Dmitry Yakovlevich Pokrass (Дми́трий Я́ковлевич Покра́сс; 7 November 1899 - 20 December 1978) was a Soviet composer, conductor and pianist. He composed popular music and scores for theatre and films, including in collaboration with his brothers. In 1975, he received the title of People's Artist of the USSR.

== Biography ==

=== Early years and education ===
Pokrass was born to a Jewish family in Kiev. At eight years of age, Dmitry Pokrass began performing as a means of earning money. He declaimed poetry, beating off a chechotka. Touring cities, he absorbed the music of the suburbs of old Kiev, of military bands, Jewish weddings and celebrations, the cinema, synagogue services, and cheerful Ukrainian dances. From 1914 to 1917, Pokrass studied piano at the Petrograd Conservatory. As a student, he composed romances and songs for actors of a variety show. Has published a series of romances "Irmochka" ("The Grimaces of Life") with the description: "Intimate cabaret songs in the style of Kremer, Vertinsky, Sabinin, Henkin". In the music of romances, he copied the stylistic manners of known actors, using the turns of fashionable tangos and other dances. He wrote songs of the "intimate genre" to be performed by Gipsy singer V. Shuysky: "The Bashful Tea Rose", "You Have Smiled at Me", "Warrant Officer Johns", and "Tango Dolores" (lyrics by P.German and O.Osenin). In 1917, he returned to Kiev, where he found work as an accompanist. In 1919, he worked at the "One-eyed Jimmy" variety theatre in Rostov-on-Don.

=== Military career ===
In 1919–1921, Pokrass served in the 1st Cavalry. In honour of the taking of Rostov by the First Cavalry, he wrote the song which gained national popularity, "Budyonny's March" (1920, lyrics by A.d'Aktilj).

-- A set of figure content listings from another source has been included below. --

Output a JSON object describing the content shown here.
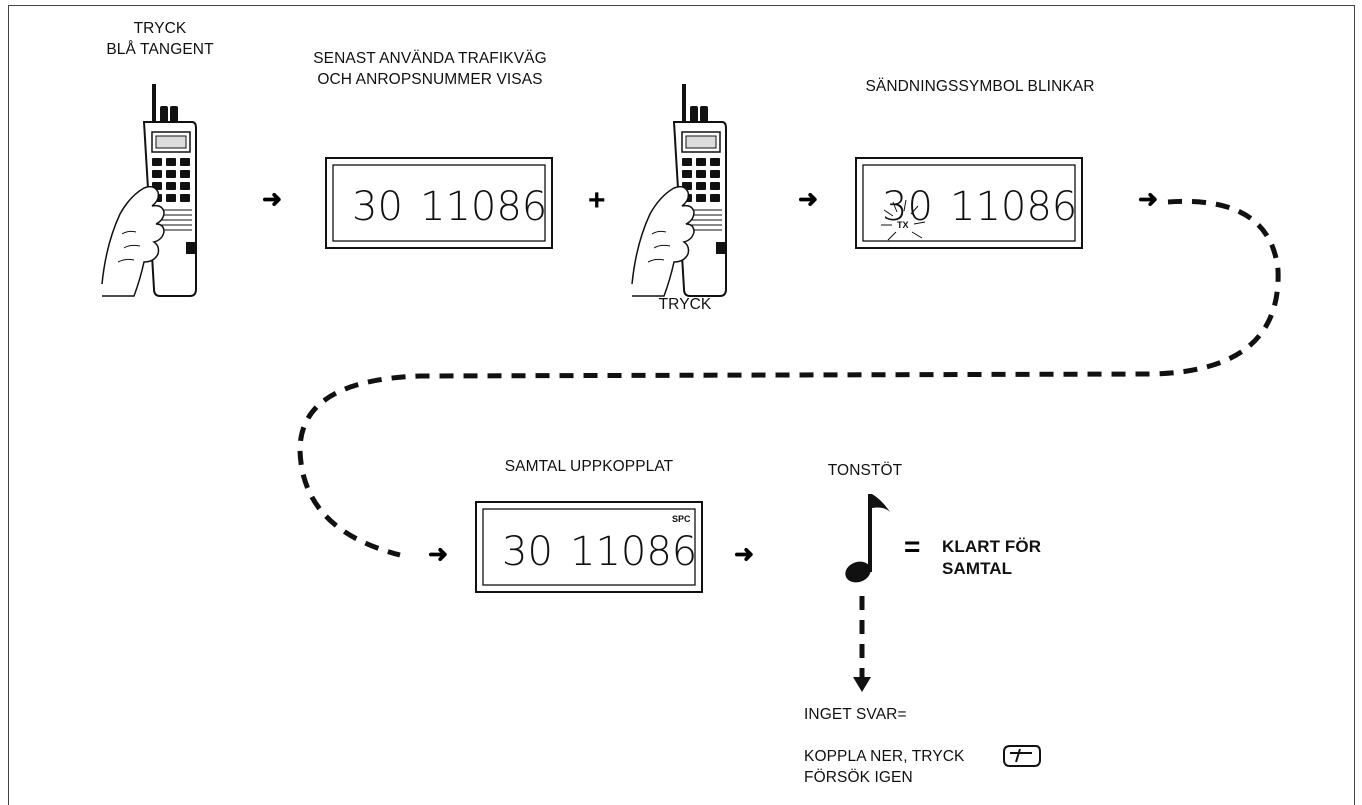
{
  "steps": {
    "press_blue": [
      "TRYCK",
      "BLÅ TANGENT"
    ],
    "last_route": [
      "SENAST ANVÄNDA TRAFIKVÄG",
      "OCH ANROPSNUMMER VISAS"
    ],
    "press": "TRYCK",
    "tx_blinks": "SÄNDNINGSSYMBOL BLINKAR",
    "call_connected": "SAMTAL UPPKOPPLAT",
    "tone": "TONSTÖT",
    "ready": [
      "KLART FÖR",
      "SAMTAL"
    ],
    "no_answer": "INGET SVAR=",
    "disconnect": [
      "KOPPLA NER, TRYCK",
      "FÖRSÖK IGEN"
    ]
  },
  "display": {
    "channel": "30",
    "number": "11086",
    "tx_indicator": "TX",
    "spc_indicator": "SPC"
  },
  "symbols": {
    "arrow": "➜",
    "plus": "+",
    "equals": "="
  },
  "icons": [
    "handheld-radio-icon",
    "lcd-display-icon",
    "music-note-icon",
    "end-key-icon"
  ]
}
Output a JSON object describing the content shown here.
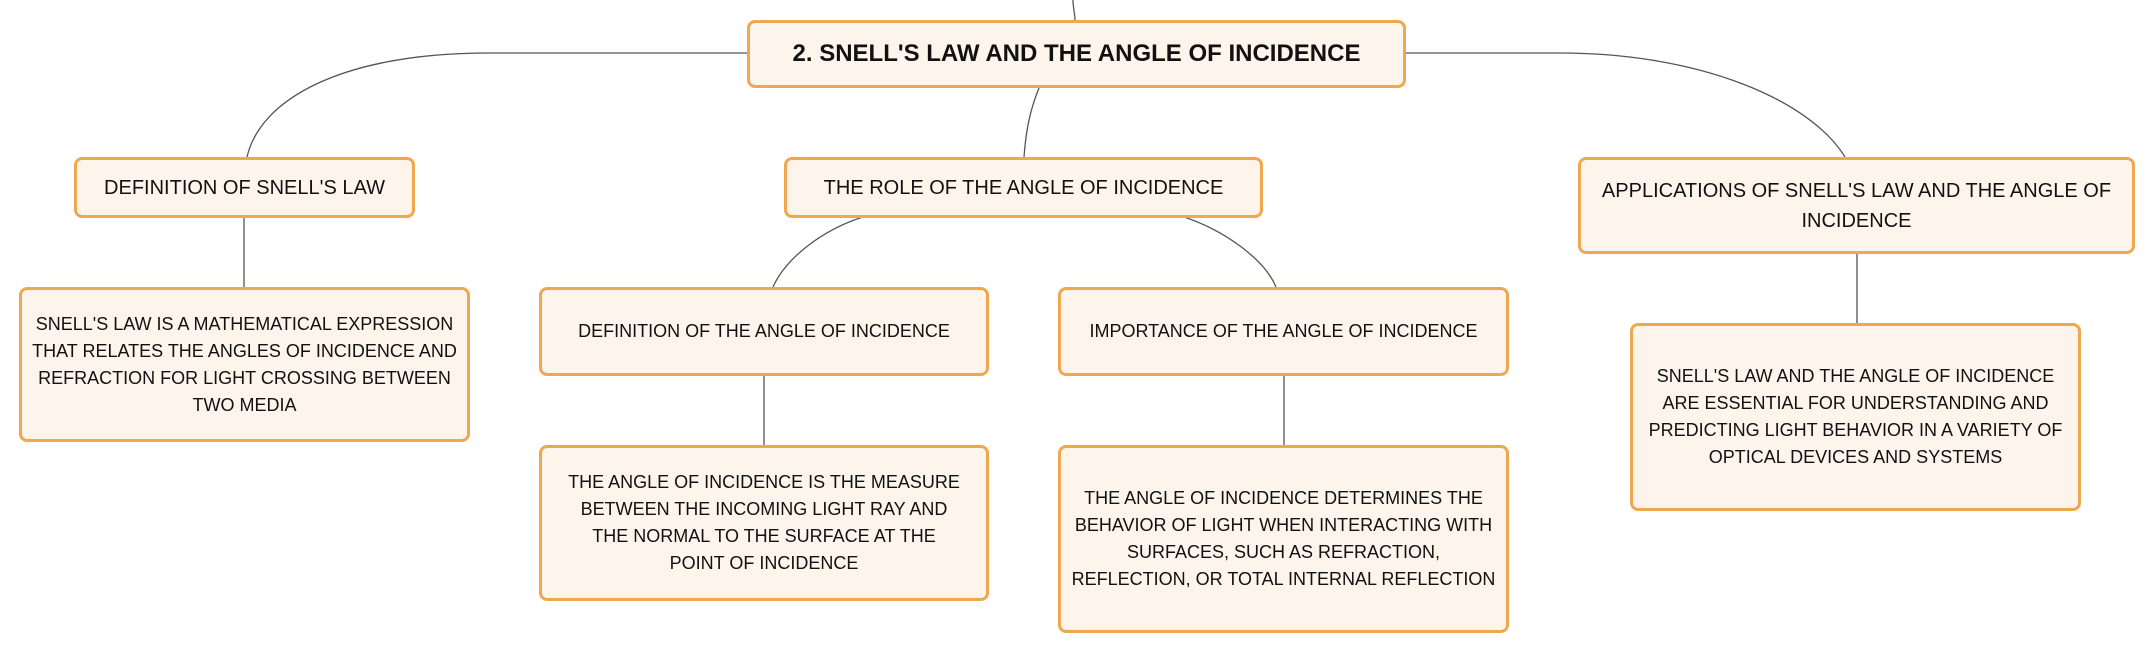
{
  "diagram": {
    "title": "2. SNELL'S LAW AND THE ANGLE OF INCIDENCE",
    "definition_branch": {
      "label": "DEFINITION OF SNELL'S LAW",
      "detail": "SNELL'S LAW IS A MATHEMATICAL EXPRESSION THAT RELATES THE ANGLES OF INCIDENCE AND REFRACTION FOR LIGHT CROSSING BETWEEN TWO MEDIA"
    },
    "role_branch": {
      "label": "THE ROLE OF THE ANGLE OF INCIDENCE",
      "definition": {
        "label": "DEFINITION OF THE ANGLE OF INCIDENCE",
        "detail": "THE ANGLE OF INCIDENCE IS THE MEASURE BETWEEN THE INCOMING LIGHT RAY AND THE NORMAL TO THE SURFACE AT THE POINT OF INCIDENCE"
      },
      "importance": {
        "label": "IMPORTANCE OF THE ANGLE OF INCIDENCE",
        "detail": "THE ANGLE OF INCIDENCE DETERMINES THE BEHAVIOR OF LIGHT WHEN INTERACTING WITH SURFACES, SUCH AS REFRACTION, REFLECTION, OR TOTAL INTERNAL REFLECTION"
      }
    },
    "applications_branch": {
      "label": "APPLICATIONS OF SNELL'S LAW AND THE ANGLE OF INCIDENCE",
      "detail": "SNELL'S LAW AND THE ANGLE OF INCIDENCE ARE ESSENTIAL FOR UNDERSTANDING AND PREDICTING LIGHT BEHAVIOR IN A VARIETY OF OPTICAL DEVICES AND SYSTEMS"
    }
  },
  "colors": {
    "node_fill": "#fdf4ec",
    "node_border": "#f0a850",
    "connector": "#555555",
    "text": "#111111"
  }
}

To his fellow soldiers of the First Cavalry, he dedicated further compositions: "Hey, hey, saddle the Horses" (D. Bednogo), a cantata "Forward" and a military march, "Red Cavalrymen", both with lyrics by S.Minin.

===Professional career===
Relocating to Moscow in 1923, Pokrass worked in different genres of variety music. He wrote music for theatres of miniatures and a cabaret, accompanied a Gypsy chorus, the Gypsy song performers E.Dobero and O.Vargina. Pokrass tried to overcome the stale character of the variety genre in romances by using lyrics of "highbrow" poetry by Alexander Blok ("I am at Your Feet"), Igor Severyanin ("I Feel How Flowers Fall"), and others.

From 1923 to 1926, Pokrass served as the principal conductor and musical director of the Moscow theatres "Oriental Carpets" and "Hermitage".

In 1940, Pokrass became a member of the Communist Party of the Soviet Union.

From 1926 to 1936, he was the principal conductor and musical director of the Moscow music hall. From 1932 to 1954, he worked in collaboration with his brother,Daniil. From 1936 to 1972, he was the artistic director of the Variety Orchestra of the Central House of Culture of Railway Workers (TsDKZh). He composed songs, film scores, and incidental music for the theatre, as well as military marches such as the March of the Soviet Tankmen. After Daniel's death, Dmitry wrote the "March of the Motorized Infantry" (lyrics by Yevgeniy Dolmatovsky, 1957), "Great City" ("A Song about Moscow", the Newcomer's Poems, 1974), (Lyuba, Lyubushka, Lyubov; lyrics by P. Gradov), "My Small Hometown" (lyrics by M. Svetlov, 1975), "The March of BAM" (lyrics by M. Vershinin, 1975). He also composed music for the stage plays "Red Devilkins" (1950) and "Konarmiya" (1950), works for the violin, and romances.